- Mission 125
$89k municipal deficit projected
The district is projecting an $89,000 deficit for fiscal 2011, with staff recommending that no new non-budgeted projects be undertaken for the balance of the year.
Coun. Mike Scudder welcomed the report warmly, saying that staff is running a conservative budget that he expects will probably wind up balanced, if not in surplus by year’s end.
The financial breakdowns show a variety of departments in both red and black ink, with some money being socked away in reserve funds.

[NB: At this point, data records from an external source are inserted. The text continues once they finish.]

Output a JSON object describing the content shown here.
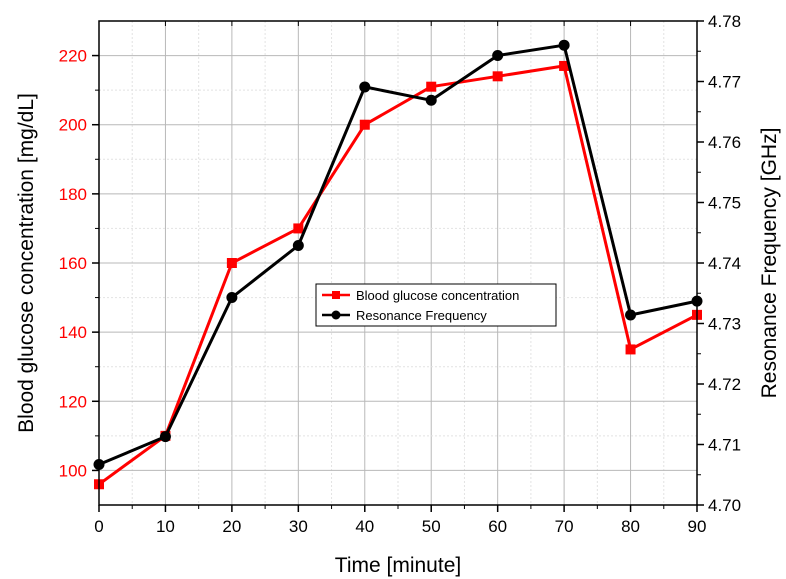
{
  "chart_data": {
    "type": "line",
    "title": "",
    "xlabel": "Time [minute]",
    "ylabel": "Blood glucose concentration [mg/dL]",
    "y2label": "Resonance Frequency [GHz]",
    "xlim": [
      0,
      90
    ],
    "ylim": [
      90,
      230
    ],
    "y2lim": [
      4.7,
      4.78
    ],
    "x_ticks": [
      "0",
      "10",
      "20",
      "30",
      "40",
      "50",
      "60",
      "70",
      "80",
      "90"
    ],
    "y_ticks": [
      "100",
      "120",
      "140",
      "160",
      "180",
      "200",
      "220"
    ],
    "y2_ticks": [
      "4.70",
      "4.71",
      "4.72",
      "4.73",
      "4.74",
      "4.75",
      "4.76",
      "4.77",
      "4.78"
    ],
    "grid": true,
    "legend_position": "center",
    "x": [
      0,
      10,
      20,
      30,
      40,
      50,
      60,
      70,
      80,
      90
    ],
    "series": [
      {
        "name": "Blood glucose concentration",
        "axis": "left",
        "color": "#ff0000",
        "marker": "square",
        "values": [
          96,
          110,
          160,
          170,
          200,
          211,
          214,
          217,
          135,
          145
        ]
      },
      {
        "name": "Resonance Frequency",
        "axis": "right",
        "color": "#000000",
        "marker": "circle",
        "values": [
          4.7067,
          4.7113,
          4.7343,
          4.7429,
          4.7691,
          4.7669,
          4.7743,
          4.776,
          4.7314,
          4.7337
        ]
      }
    ],
    "left_axis_color": "#ff0000",
    "right_axis_color": "#000000"
  }
}
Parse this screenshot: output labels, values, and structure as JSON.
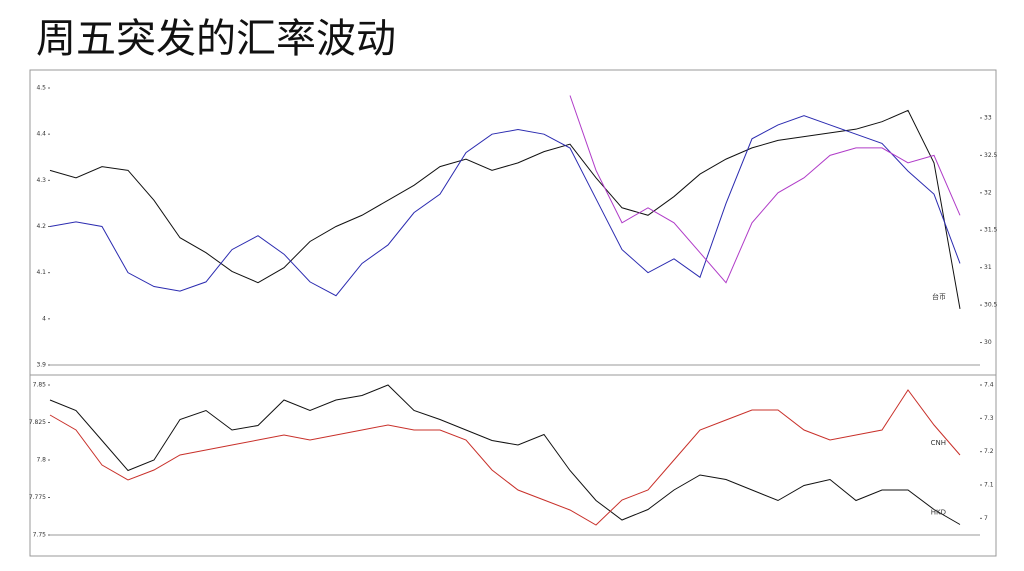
{
  "slide_title": "周五突发的汇率波动",
  "chart_data": [
    {
      "type": "line",
      "categories": [
        null,
        null,
        null,
        null,
        null,
        null,
        null,
        null,
        null,
        null,
        null,
        null,
        null,
        null,
        null,
        null,
        null,
        null,
        null,
        null,
        null,
        null,
        null,
        null,
        null,
        null,
        null,
        null,
        null,
        null,
        null,
        null,
        null,
        null,
        null,
        null
      ],
      "ylim": [
        3.9,
        4.5
      ],
      "yticks": [
        3.9,
        4.0,
        4.1,
        4.2,
        4.3,
        4.4,
        4.5
      ],
      "y2lim": [
        29.7,
        33.4
      ],
      "y2ticks": [
        30,
        30.5,
        31,
        31.5,
        32,
        32.5,
        33
      ],
      "series": [
        {
          "name": "台币",
          "color": "#111111",
          "axis": "y2",
          "values": [
            32.3,
            32.2,
            32.35,
            32.3,
            31.9,
            31.4,
            31.2,
            30.95,
            30.8,
            31.0,
            31.35,
            31.55,
            31.7,
            31.9,
            32.1,
            32.35,
            32.45,
            32.3,
            32.4,
            32.55,
            32.65,
            32.2,
            31.8,
            31.7,
            31.95,
            32.25,
            32.45,
            32.6,
            32.7,
            32.75,
            32.8,
            32.85,
            32.95,
            33.1,
            32.4,
            30.45
          ]
        },
        {
          "color": "#2b2bb0",
          "values": [
            4.2,
            4.21,
            4.2,
            4.1,
            4.07,
            4.06,
            4.08,
            4.15,
            4.18,
            4.14,
            4.08,
            4.05,
            4.12,
            4.16,
            4.23,
            4.27,
            4.36,
            4.4,
            4.41,
            4.4,
            4.37,
            4.26,
            4.15,
            4.1,
            4.13,
            4.09,
            4.25,
            4.39,
            4.42,
            4.44,
            4.42,
            4.4,
            4.38,
            4.32,
            4.27,
            4.12
          ]
        },
        {
          "color": "#b03cc8",
          "axis": "y2",
          "values": [
            null,
            null,
            null,
            null,
            null,
            null,
            null,
            null,
            null,
            null,
            null,
            null,
            null,
            null,
            null,
            null,
            null,
            null,
            null,
            null,
            33.3,
            32.3,
            31.6,
            31.8,
            31.6,
            31.2,
            30.8,
            31.6,
            32.0,
            32.2,
            32.5,
            32.6,
            32.6,
            32.4,
            32.5,
            31.7
          ]
        }
      ]
    },
    {
      "type": "line",
      "categories": [
        null,
        null,
        null,
        null,
        null,
        null,
        null,
        null,
        null,
        null,
        null,
        null,
        null,
        null,
        null,
        null,
        null,
        null,
        null,
        null,
        null,
        null,
        null,
        null,
        null,
        null,
        null,
        null,
        null,
        null,
        null,
        null,
        null,
        null,
        null,
        null
      ],
      "ylim": [
        7.75,
        7.85
      ],
      "yticks": [
        7.75,
        7.775,
        7.8,
        7.825,
        7.85
      ],
      "y2lim": [
        6.95,
        7.4
      ],
      "y2ticks": [
        7,
        7.1,
        7.2,
        7.3,
        7.4
      ],
      "series": [
        {
          "name": "HKD",
          "color": "#111111",
          "values": [
            7.84,
            7.833,
            7.813,
            7.793,
            7.8,
            7.827,
            7.833,
            7.82,
            7.823,
            7.84,
            7.833,
            7.84,
            7.843,
            7.85,
            7.833,
            7.827,
            7.82,
            7.813,
            7.81,
            7.817,
            7.793,
            7.773,
            7.76,
            7.767,
            7.78,
            7.79,
            7.787,
            7.78,
            7.773,
            7.783,
            7.787,
            7.773,
            7.78,
            7.78,
            7.767,
            7.757
          ]
        },
        {
          "name": "CNH",
          "color": "#c8302a",
          "axis": "y2",
          "values": [
            7.31,
            7.265,
            7.16,
            7.115,
            7.145,
            7.19,
            7.205,
            7.22,
            7.235,
            7.25,
            7.235,
            7.25,
            7.265,
            7.28,
            7.265,
            7.265,
            7.235,
            7.145,
            7.085,
            7.055,
            7.025,
            6.98,
            7.055,
            7.085,
            7.175,
            7.265,
            7.295,
            7.325,
            7.325,
            7.265,
            7.235,
            7.25,
            7.265,
            7.385,
            7.28,
            7.19
          ]
        }
      ]
    }
  ]
}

Those departments running a deficit include corporate administration, due to increased legal costs ($71,500); the controversial Public Safety Inspection Team currently on deferral ($23,893); recreation services, primarily due to increased hydro costs to run the Leisure Centre ($40,990); engineering, owing to lower than expected inspection fees ($66,882); public works, from increased snow removal costs ($198,711); public transit, owing to a new agreement with West Coast Express ($154,919); WorkSafe injury claims ($292,350); and taxation due to assessment appeals with the province ($95,696).
As for departments running a surplus, those of significance include finance ($26,566); police and fire services ($422,453); inspection services, due to increased building permit revenue ($92,658); planning, due to increased development in the district ($65,433); recreation administration ($68,050); parks ($24,920); and general government, due to higher interest on investments ($147,455).
The published financial forecasts are current up to Sept. 22.
MASH requests DCC break
The non-profit charity Mission Association for Seniors Housing (MASH) has asked council to review development cost charges (DCCs) levied by the district on new construction of affordable housing.
Currently, MASH is set to build a 42-unit facility at Cherry Avenue and Cedar Street, but the DCCs are in the order of $550,494. Since MASH builds affordable housing units for seniors at an at-cost basis, this increases each unit by $13,107.
Although council is unable by law to grant DCC exemptions, it has in the past made donations to charitable organizations to allow them to recover some or all of the DCCs.
But Coun. Paul Horn cautioned against council’s proclivity, pointing out DCCs pay for mandatory infrastructure, such as water and sewers, that will be used by the development regardless of its purpose.
Council voted to have staff bring back a report on options to increase support for social housing without having to consider underfunding DCCs.